Saying "stepped" is an understatement. Although we might never know if it was intentional or not, it sure looked like it was. It looked like Diallo could have held up his motion, and even if not, carry it out with less force. The outcome: for Ammann, three broken ribs, punctured lung, and facial laceration. For Diallo: nothing. In fact, he went on to score a hat-trick in the match, the last coming in overtime as the Mutiny pulled out a late victory.

We repeat, Diallo got nothing. For he already carried a yellow card, and the referee, some fool named Andrew Banes, decided against giving out the second that would have meant Diallo's marching orders. It did not matter that he had a history of violent play and was already suspended twice for that in 2000. It didn't matter that Ammann's pain was anything but unclear. Diallo played on; Ammann was carried off the field.
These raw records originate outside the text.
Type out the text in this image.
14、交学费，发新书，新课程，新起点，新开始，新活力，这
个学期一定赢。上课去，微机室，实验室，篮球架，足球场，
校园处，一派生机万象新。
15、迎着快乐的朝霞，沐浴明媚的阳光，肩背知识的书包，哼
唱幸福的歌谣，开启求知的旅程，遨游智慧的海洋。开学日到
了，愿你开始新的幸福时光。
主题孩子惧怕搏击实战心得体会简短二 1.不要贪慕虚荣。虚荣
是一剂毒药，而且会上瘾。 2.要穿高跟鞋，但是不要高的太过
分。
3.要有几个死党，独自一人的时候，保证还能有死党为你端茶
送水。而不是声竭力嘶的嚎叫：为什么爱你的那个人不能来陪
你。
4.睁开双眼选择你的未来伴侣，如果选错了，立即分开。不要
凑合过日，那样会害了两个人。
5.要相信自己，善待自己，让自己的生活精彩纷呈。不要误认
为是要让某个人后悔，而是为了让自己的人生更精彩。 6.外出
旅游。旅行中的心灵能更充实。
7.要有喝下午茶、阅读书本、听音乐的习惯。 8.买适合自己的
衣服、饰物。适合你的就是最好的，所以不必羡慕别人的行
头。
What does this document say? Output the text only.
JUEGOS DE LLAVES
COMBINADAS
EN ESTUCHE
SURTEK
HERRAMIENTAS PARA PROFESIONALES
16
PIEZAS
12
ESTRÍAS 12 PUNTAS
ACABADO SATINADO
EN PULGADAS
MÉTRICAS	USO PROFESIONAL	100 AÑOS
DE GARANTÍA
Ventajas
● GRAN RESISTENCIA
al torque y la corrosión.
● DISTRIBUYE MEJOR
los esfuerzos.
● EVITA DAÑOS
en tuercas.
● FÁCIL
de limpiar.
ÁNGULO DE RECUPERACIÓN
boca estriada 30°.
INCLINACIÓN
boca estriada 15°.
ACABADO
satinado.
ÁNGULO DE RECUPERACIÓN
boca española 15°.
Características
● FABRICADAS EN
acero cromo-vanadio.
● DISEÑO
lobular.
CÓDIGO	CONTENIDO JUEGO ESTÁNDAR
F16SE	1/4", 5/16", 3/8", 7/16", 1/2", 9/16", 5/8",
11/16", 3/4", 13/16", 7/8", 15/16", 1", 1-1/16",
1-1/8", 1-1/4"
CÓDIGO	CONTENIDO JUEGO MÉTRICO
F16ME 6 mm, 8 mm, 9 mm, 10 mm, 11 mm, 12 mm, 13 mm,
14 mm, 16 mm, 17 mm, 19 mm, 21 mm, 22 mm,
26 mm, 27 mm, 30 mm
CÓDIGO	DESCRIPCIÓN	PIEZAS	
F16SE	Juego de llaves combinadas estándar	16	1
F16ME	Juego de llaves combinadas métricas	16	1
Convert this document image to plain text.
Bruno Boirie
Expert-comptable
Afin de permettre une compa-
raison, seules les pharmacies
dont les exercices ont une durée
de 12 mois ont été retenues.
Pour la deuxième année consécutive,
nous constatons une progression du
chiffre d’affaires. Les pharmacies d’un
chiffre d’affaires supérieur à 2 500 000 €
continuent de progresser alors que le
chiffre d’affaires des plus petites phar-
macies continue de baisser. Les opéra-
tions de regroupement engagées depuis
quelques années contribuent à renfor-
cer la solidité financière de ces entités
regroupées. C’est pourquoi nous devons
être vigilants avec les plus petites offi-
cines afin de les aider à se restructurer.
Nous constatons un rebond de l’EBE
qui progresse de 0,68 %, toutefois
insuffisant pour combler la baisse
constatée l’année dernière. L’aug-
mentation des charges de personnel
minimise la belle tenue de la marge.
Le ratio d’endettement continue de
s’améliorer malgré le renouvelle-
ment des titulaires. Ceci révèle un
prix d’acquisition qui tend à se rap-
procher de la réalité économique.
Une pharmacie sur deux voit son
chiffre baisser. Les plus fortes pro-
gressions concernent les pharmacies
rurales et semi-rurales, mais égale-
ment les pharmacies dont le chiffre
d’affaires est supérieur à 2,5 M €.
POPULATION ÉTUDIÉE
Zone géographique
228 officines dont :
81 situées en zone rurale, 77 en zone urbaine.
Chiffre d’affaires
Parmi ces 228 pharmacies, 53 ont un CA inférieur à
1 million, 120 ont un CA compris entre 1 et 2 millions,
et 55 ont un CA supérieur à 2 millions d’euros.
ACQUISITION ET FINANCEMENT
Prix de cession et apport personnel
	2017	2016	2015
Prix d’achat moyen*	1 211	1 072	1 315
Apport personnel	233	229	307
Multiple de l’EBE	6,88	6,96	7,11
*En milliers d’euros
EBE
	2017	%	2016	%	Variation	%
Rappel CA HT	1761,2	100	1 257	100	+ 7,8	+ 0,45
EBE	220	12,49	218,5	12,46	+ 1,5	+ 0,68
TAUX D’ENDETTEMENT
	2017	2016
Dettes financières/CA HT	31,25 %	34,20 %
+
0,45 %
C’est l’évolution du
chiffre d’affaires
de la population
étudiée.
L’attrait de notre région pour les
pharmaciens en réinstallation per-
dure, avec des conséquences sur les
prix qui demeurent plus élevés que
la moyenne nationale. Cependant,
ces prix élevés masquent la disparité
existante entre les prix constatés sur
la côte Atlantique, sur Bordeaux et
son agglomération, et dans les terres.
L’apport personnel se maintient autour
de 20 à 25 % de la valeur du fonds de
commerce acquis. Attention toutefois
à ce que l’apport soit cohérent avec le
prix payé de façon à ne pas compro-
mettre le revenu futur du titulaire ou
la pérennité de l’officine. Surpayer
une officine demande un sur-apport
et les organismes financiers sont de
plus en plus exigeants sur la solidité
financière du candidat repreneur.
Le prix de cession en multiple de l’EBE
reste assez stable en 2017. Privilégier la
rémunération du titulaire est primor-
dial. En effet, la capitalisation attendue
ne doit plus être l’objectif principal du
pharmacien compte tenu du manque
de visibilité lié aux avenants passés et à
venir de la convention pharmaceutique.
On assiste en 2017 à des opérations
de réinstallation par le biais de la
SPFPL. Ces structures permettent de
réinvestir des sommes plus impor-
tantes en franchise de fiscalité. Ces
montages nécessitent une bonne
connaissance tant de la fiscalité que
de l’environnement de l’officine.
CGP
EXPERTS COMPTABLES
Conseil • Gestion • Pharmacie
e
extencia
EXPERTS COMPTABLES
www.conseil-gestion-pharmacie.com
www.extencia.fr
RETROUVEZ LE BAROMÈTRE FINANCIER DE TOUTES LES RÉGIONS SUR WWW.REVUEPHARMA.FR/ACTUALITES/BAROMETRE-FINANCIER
Four days later, Metro played Colorado. And they seemed to take it to another level, racing to a 5:1 lead behind two goals by Clint Mathis. But it was the fifth goal that was most memorable, as Mike Petke scored off a corner kick and revealed a shirt that said "August 16th: Crime of the Century" on the front and "Revenge is Coming" on the back. A few days later, the league fined him $250; exactly $250 more than what Diallo got for the Ammann stomp.

But the ramifications of Ammann's injury were more complex. With Tim Howard, who replaced Ammann in goal, scheduled to leave for the Sydney Olympics, Metro was suddenly without a goalkeeper. A mad scramble followed, which saw them scour the A-League and battle teams who didn't want to give up their starters. At the end, they went with Russell Payne from the Boston Bulldogs, who got his lone Metro playing time in the last eight minutes of that Colorado match, allowing two goals in that span. The other goalie loaned was Long Island Rough Riders' Paul Grafer, who quickly grew into the legend that few expected.

It's not that Grafer was a great goalie. It's not that Grafer's long, black pants that forever entered Metro lore. It's that Grafer became the first -- and so far (oh, so sadly!) only -- Metro goalie to win a playoff series, as he backstopped the club to a first round sweep against Dallas. (And we will close our eyes to his performance in the Open Cup semifinals; Open Cup loses are dime a dozen; that playoff series win... Oh, the horror of Metro fandom.)

Then, Chicago came calling in the MLS Cup semifinals, and Grafer was putrid in the opening 3:0 loss. Ammann, not fully recovered, made a remarkable start in game 2, and promptly recorded the first shutout in Metro playoff history in a 2:0 win. Then, in game 3, Chicago went up two, Adolfo Valencia got two back, his third gets called back for questionable offside, Ante Razov scores in the dying minutes, and the rest is history.

The rest is history, but we will never forget. The thuggery of Mamadou Diallo. The solidarity of Mike Petke. The victories of Paul Grafer. And the courage of Mike Ammann. Forever the King of East Rutherford.